Using CUDA Unified memory on embedded board (psychical unified memory)

Hi All,

– If it is asked before, I am sorry I could not catch that topic –

I have a jetson tk-1 board that has physical unified memory that is shared by cpu and gpu. I have two question about using CUDA unified mem on this board.

  1. If I want to write different part of same big data array by gpu and cpu at the same time( parallel execution cpu and gpu ), Is that possible ? or Does it make sense at all ? perhaps, cuda unified memory is only for producer-consumer model ? of course I am responsible of data race.
  2. When I compare zero-copy and unified memory, is unified memory always better ? Because is the reason cuda unified memory that activates cache of CPU of Jetson ?

Thank you very much in advance

It currently does not fit the UM execution model:

http://docs.nvidia.com/cuda/cuda-c-programming-guide/index.html#um-gpu-exclusive

“In general, it is not permitted for the CPU to access any managed allocations or variables while the GPU is active.”

I think some folks have found zero-copy to be the faster approach on Jetson where the memory is physically unified. You might need to benchmark the differences for your code and test case. There are no coherency guarantees when using zero-copy. There is effectively a coherency (CPU/GPU) guarantee with UM, see above.

in my experience using zero-copy buffers and user managed coherency ( cudaStreamSynchronize(…), etc ) is the most efficient approach on TK1 when you need really “tight” CPU/GPU concurrency.

I don’t Think there is a real performance benefit with UM but rather ease of use.

Hi All,

Thank you very much for your answer and sharing experience. They are quite useful.

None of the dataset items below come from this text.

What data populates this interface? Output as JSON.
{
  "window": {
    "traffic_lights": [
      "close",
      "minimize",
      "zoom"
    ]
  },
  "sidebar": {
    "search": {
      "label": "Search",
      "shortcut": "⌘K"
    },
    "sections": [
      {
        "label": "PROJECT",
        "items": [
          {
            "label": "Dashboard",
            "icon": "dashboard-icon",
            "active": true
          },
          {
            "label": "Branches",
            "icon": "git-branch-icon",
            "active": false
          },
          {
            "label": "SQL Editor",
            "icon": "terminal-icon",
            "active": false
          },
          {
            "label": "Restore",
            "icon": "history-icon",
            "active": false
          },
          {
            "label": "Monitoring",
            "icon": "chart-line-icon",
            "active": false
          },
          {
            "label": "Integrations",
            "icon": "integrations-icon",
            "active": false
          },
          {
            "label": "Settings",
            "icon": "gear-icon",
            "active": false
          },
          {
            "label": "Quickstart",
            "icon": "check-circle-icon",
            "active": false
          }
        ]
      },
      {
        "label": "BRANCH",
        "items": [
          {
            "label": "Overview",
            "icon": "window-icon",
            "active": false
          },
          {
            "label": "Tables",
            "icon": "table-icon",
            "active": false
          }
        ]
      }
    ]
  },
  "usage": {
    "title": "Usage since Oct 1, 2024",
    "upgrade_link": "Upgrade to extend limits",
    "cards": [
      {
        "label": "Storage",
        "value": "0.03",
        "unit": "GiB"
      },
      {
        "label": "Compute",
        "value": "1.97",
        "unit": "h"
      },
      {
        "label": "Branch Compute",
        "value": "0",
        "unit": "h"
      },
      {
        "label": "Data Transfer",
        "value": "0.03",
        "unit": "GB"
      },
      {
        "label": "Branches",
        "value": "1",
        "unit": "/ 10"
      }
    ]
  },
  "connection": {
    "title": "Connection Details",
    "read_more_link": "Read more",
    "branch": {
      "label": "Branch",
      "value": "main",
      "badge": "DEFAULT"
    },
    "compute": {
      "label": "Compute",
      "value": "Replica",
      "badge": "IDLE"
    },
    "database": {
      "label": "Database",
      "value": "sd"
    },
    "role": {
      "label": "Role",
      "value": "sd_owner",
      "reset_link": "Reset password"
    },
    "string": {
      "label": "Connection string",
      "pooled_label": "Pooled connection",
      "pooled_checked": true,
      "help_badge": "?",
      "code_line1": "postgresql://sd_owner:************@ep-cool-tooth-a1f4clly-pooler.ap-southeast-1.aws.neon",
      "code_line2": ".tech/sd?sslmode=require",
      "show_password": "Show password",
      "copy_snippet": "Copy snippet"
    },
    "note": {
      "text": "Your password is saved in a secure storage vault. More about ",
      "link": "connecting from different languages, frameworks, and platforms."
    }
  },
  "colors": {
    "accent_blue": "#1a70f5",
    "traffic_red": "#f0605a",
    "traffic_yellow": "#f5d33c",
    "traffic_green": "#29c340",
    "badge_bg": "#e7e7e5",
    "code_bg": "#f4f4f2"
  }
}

So when you say “efficient coherency” @txbob what did you mean ? Can unified memory do something better than user managed coherency ? Such as less data usage, more cache usage etc.

@Jimmy Zero copy is cool but to manage coherency I need to duplicate data and migrate somehow. Unified memory does automatically thats why i am into that.

I don’t think I said “efficient coherency” anywhere in my posting.

Uh sorry :) fast writing. Effectively coherency that I wanted to say.

I said:

There is CPU/GPU “coherency” because of the exclusive access provision of UM that I already pointed out and gave the document link for. Did you read it?

What it says is that when the GPU has access to a UM memory space, the CPU does not. And when the CPU has access to a UM memory space, the GPU does not. This is the nature of the current implementation (pre-CUDA 8/P100) of UM (and which is the implementation that would be relevant for Jetson TK1/TX1, the subject of this thread.)

Therefore, when the CPU is accessing the memory space, all previous GPU traffic to that space is guaranteed to be complete and coherent. Likewise when the GPU is access the memory space, all previous CPU traffic to that space is guaranteed to be complete and coherent.